Cuando se va al Café sin compañía, suele ocurrir que mientras aparece algún contertulio, la entretención es escuchar conversaciones ajenas. El sábado pasado me ocurrió eso, al sentarme al lado de una mesa ocupada por mujeres. Como -a diferencia de los hombres- todas hablan simultáneamente, mis oídos se alimentaban sólo de frases sueltas:
¡Todos los hombres son iguales! dijo una con carita de desencanto. Mentalmente -y sólo mentalmente- me pregunté; si todos son iguales ¿p’a qué los prueban? Y una vez probados ¿p’a que eligen al más penca de los iguales? Seguro que al “menso” lo encontró ¡liiindo!
¡Pero conmigo éste no va a ser así! escuché decir a una que -al parecer- era reprochada por estar intentando reciclar al marido de otra, que no lo pudo sujetar. A su lado, la que lucía una blusa sensualmente desabotonada acotó: ¡El amor es ciego! y, de nuevo -mentalmente- metí mi cuchara; Si es ciego ¿p’a que gastan en lencería cara? Luego, escuché a una de las damas quien -al parecer- contaba la causa de su divorcio; “para que no anduviera mirando p’al lado le dije ¡pídeme lo que quieras! y el infeliz me respondió ¡déjame solo! así es que lo eché de la casa.”

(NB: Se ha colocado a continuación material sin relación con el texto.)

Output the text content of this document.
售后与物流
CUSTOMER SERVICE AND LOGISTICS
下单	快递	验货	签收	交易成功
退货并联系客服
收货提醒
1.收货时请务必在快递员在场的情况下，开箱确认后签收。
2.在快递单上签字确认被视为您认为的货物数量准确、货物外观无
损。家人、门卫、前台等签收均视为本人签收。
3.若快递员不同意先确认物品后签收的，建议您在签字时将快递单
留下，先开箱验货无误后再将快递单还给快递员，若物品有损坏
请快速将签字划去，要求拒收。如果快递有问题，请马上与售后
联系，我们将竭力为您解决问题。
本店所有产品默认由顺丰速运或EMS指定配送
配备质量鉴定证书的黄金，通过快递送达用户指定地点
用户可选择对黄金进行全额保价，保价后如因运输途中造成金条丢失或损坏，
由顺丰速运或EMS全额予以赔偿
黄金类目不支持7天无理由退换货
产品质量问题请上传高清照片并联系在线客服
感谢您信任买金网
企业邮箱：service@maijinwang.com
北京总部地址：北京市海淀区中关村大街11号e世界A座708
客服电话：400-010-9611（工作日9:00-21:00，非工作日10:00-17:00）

Tales comentarios me trajeron al recuerdo de mi propio divorcio. En alguna discusión con la fémina, está rezongó ¡haz lo quieras!, lo que yo aproveché para irme a Europa sin decir ni ¡chao! como acto final de una puesta en escena que comenzó el día de la boda porque -si no lo sabe estimado lector- ese no es el día más feliz… es el último feliz… confirmando un fenómeno físico en que “para toda la vida” es un lapso que sólo dura unos meses. Y eso que en el Registro Civil hay un letrero que ningún hombre lee; “cásese ahora…pague después”. Para intentar tener sexo, debía acercarme a ella alzando una silla y moviendo un látigo porque -al igual que muchos- creí que el sexo era un buen motivo para casarse, lo que es igual que creer que ir al bar es sólo para embriagarse. En fin, como todo prisionero, se libera el que arranca.
Abandoné mis pensamientos al capturar al vuelo otra queja… “le dije que me sentía gorda, y el desgraciado me encontró la razón”, seguida del consuelo brindado por otra de las conciliarias; “a donde se va a encontrar a otra como tú, liiinda”.

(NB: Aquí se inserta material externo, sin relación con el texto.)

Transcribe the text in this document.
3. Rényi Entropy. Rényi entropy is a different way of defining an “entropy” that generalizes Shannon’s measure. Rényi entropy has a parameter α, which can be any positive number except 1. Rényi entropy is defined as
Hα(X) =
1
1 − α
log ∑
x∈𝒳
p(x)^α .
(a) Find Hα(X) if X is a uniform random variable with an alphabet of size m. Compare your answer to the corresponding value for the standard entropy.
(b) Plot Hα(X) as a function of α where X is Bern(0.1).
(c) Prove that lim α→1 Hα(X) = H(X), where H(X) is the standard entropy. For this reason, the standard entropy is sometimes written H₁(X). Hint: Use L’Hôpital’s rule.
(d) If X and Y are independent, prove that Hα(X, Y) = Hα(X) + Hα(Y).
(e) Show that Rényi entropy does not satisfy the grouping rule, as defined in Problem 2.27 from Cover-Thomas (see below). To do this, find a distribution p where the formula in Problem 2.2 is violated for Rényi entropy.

Volví a mis reflexiones… A veces es así como llega el día del laxante matrimonial que es aquel cuando te dicen “quiero que hablemos”. No había hablado con ella desde el día antes del matrimonio… para no interrumpirla. Y ya había recorrido el camino que se inicia con un amor a gotas, hasta el día del ¡amor, agotas! Ni rociándola con agua bendita ya se puede cambiar.

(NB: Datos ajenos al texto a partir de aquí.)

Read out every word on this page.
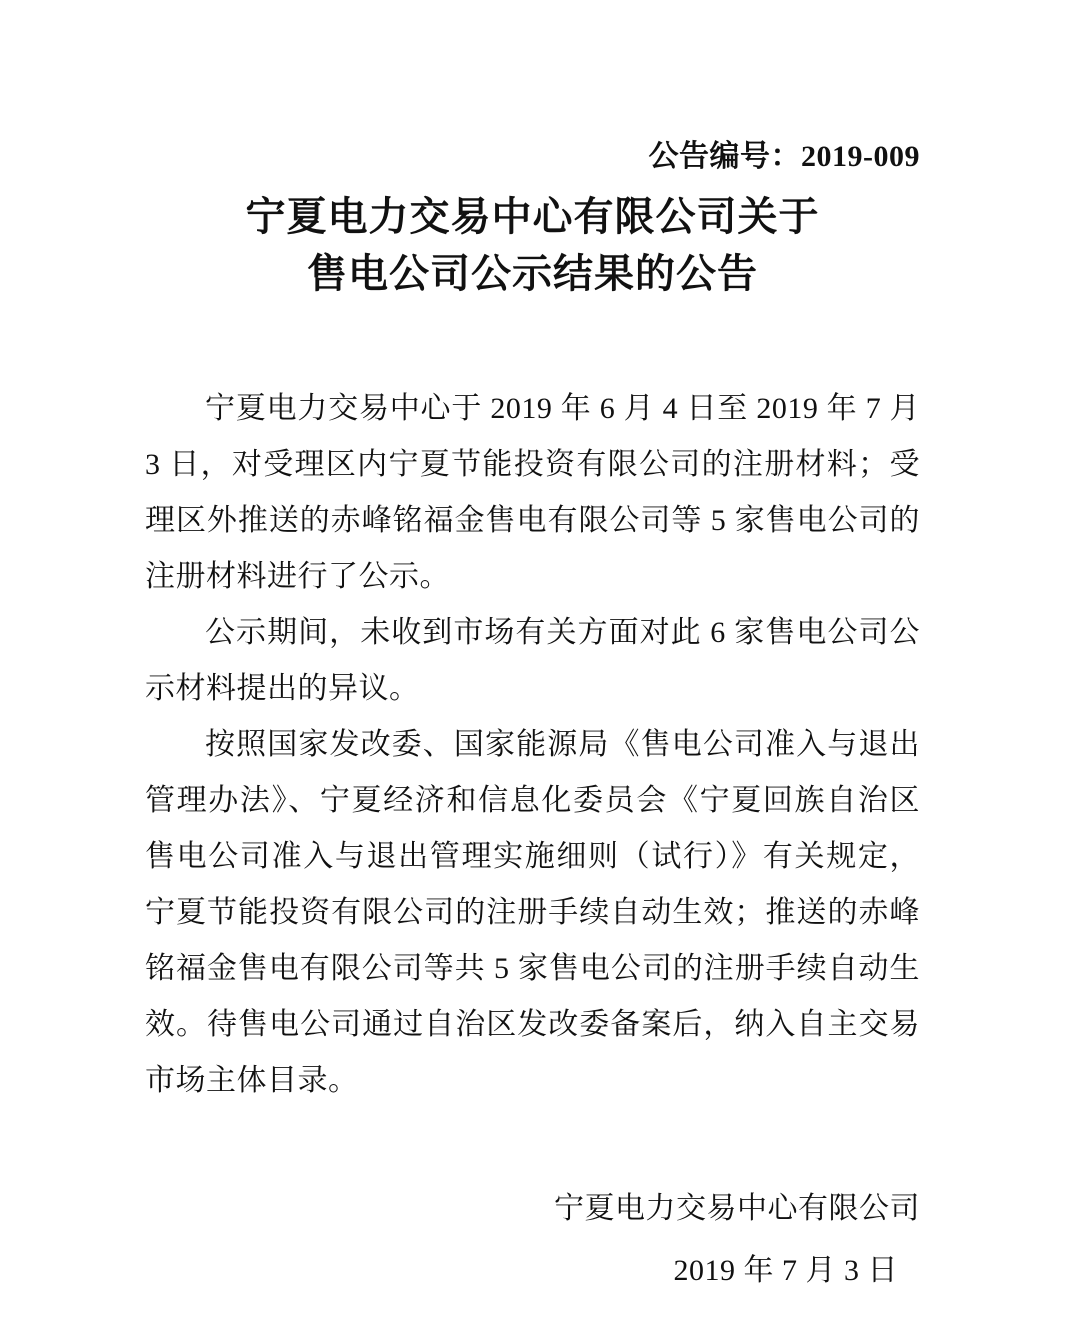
公告编号：2019-009
宁夏电力交易中心有限公司关于
售电公司公示结果的公告

宁夏电力交易中心于 2019 年 6 月 4 日至 2019 年 7 月 3 日，对受理区内宁夏节能投资有限公司的注册材料；受理区外推送的赤峰铭福金售电有限公司等 5 家售电公司的注册材料进行了公示。

公示期间，未收到市场有关方面对此 6 家售电公司公示材料提出的异议。

按照国家发改委、国家能源局《售电公司准入与退出管理办法》、宁夏经济和信息化委员会《宁夏回族自治区售电公司准入与退出管理实施细则（试行）》有关规定，宁夏节能投资有限公司的注册手续自动生效；推送的赤峰铭福金售电有限公司等共 5 家售电公司的注册手续自动生效。待售电公司通过自治区发改委备案后，纳入自主交易市场主体目录。

宁夏电力交易中心有限公司
2019 年 7 月 3 日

En fin, dicen que detrás de un gran hombre hay una gran mujer, pero que esa no es la esposa. Esta podrá ser “de oro”, pero nada impulsa más a un “machucao” que una mujer “di-amante”. Claro que es una conducta peligrosa porque, si bien los hombres engañan más… las mujeres lo hacen mejor. Y cuando eso ocurre, ni se le antoje tirarse de un quinto piso, porque lo que le pusieron son cuernos… no alas. ¡P’tas el mediodía triste con tanta frustración! Ninguna de las mujeres obtuvo lo que esperaba. Cierto es que cada marido ni se esperaba lo que obtuvo.
Menos mal que mi mesa se había llenado, y había dado comienzo al pelambre sobre Monsalvez. Así es como pedí un café irlandés bien cargado para desentenderme de cuanto había escuchado, no sin antes recordar algo que escuché en otra parte; “la desventura asoma en el matrimonio cuando la pareja, el trabajo, el auto, la casa, e incluso los hijos… son medidas de éxito… y no de felicidad”.